Again
I’ve been lucky in my career. I began writing in the middle of the 1970's fantasy boom. I caught the tail end of the men’s action/adventure books. Then I saddled up for a long ride with Jake Logan and other series westerns. These were all done by traditional publishers selling mass market books in ways that have their roots in the Depression.
The first major change in the business came with the introduction of ebooks. I started putting titles up on Amazon and other indie venues about 15 years ago, with moderate (to no) success. But it was an education I needed in producing the book from the ground up. I coined a term VIPUB–Vertically Integrated Publishing. The author had to do it all. Writing, editing, cover, formatting, publishing and promoting. Along with messy business things like how to take money over the internet (and dealing with state taxes on those sales). The whole enchilada, as we say in New Mexico. That covers a lot of talents/skills and I am not all that good at many of them.

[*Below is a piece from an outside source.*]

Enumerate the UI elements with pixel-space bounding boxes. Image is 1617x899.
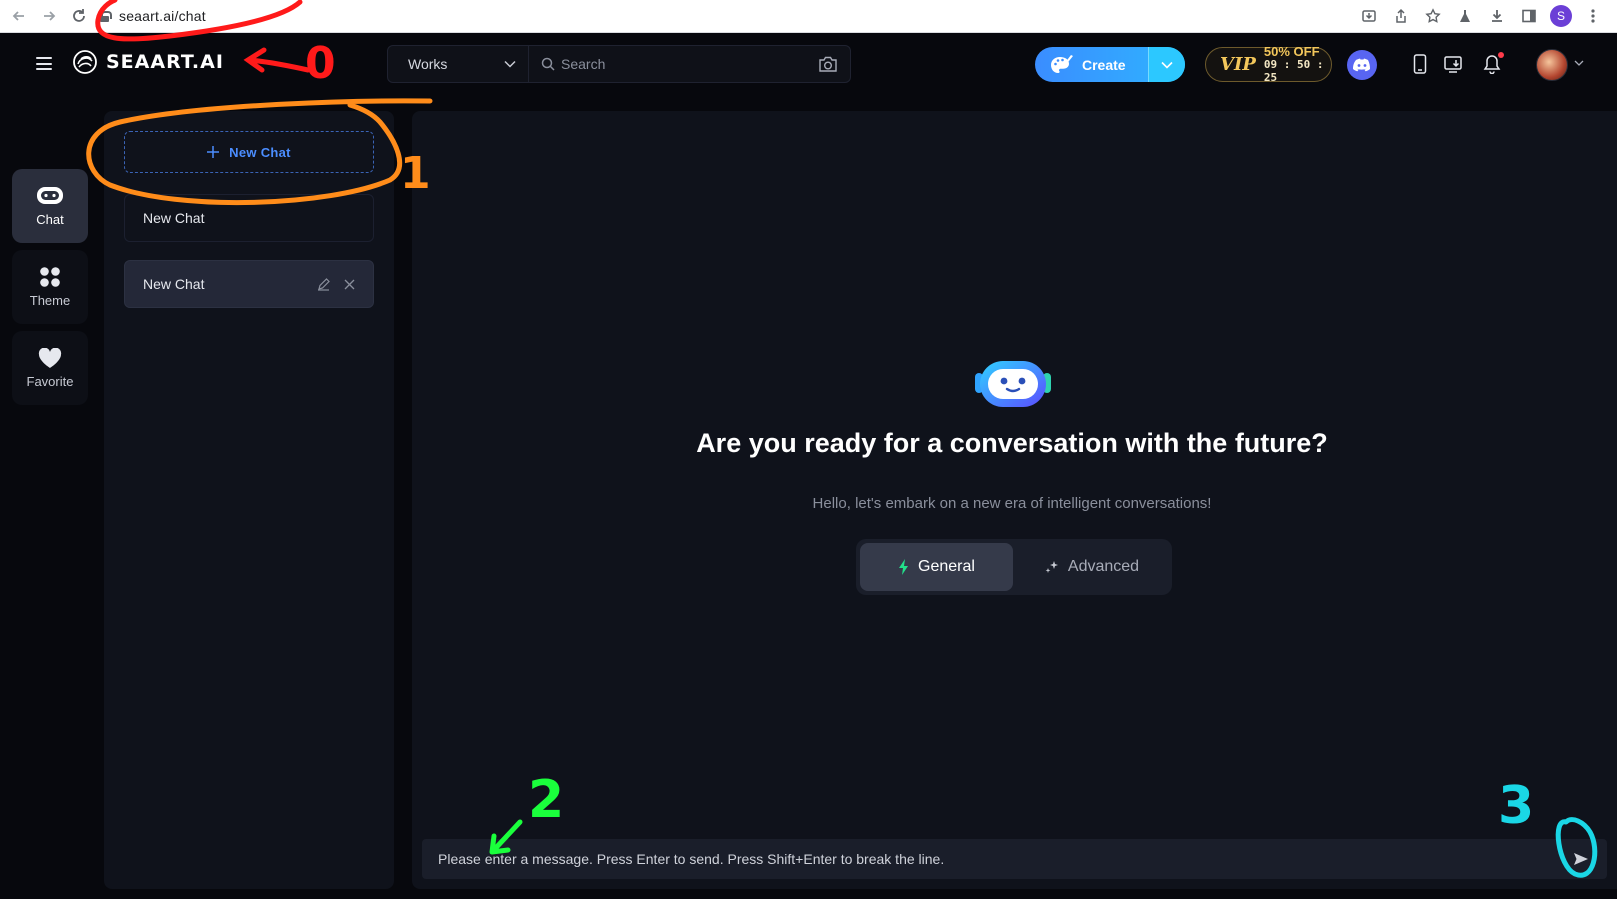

But the major book publishers still provided paying markets. For me, over the past 10 years I increasingly focused on the westerns. But the series began drying up. No more Jake Logans. No more Ralph Comptons.
Smart phones and audio books and Kindles all provided new and different markets, but the bedrock was still the mass market paperback.
Only now that is changing and we need to figure out what to do as authors, selling our own work. If you missed it, this is the Publishers Weekly article that details how the publishers and distributors intend to “winnow” mass market pbs by 2026.
What I read here is that the only print will be trade and hardcover. In 50 years of writing and over 350 titles published, I have had 3 books (2 westerns) that came out first as hardcovers. YMMV. But for me this looks like an asteroid heading for earth (mass markets).
Original anthologies don’t sell well. You know how well you do with original ebooks. Amazon (and others) lets you do Print on Demand. But sales are nowhere near what the major publishers can offer for mass market originals. And we have to do VIPUB. All that work when we could be writing new fiction.
I don’t have any answers how to survive in a world where mass market (and midlist) books disappear. So I am asking for discussion from the rest of the Western Fictioneers. What works best for you? Are your sales of ebooks and others strong? What did you do? Are small presses the answer? Ads, newsletters, giveaways, podcasts, Kickstarter? What formats and lengths and topics are most viable? Is there something you think is a wild idea that’d never work? Please share it. This may be the time for wild and crazy ideas.
We’re all in this writing corral together. Sharing ideas can be the way we all survive the changing markets. What can WF do?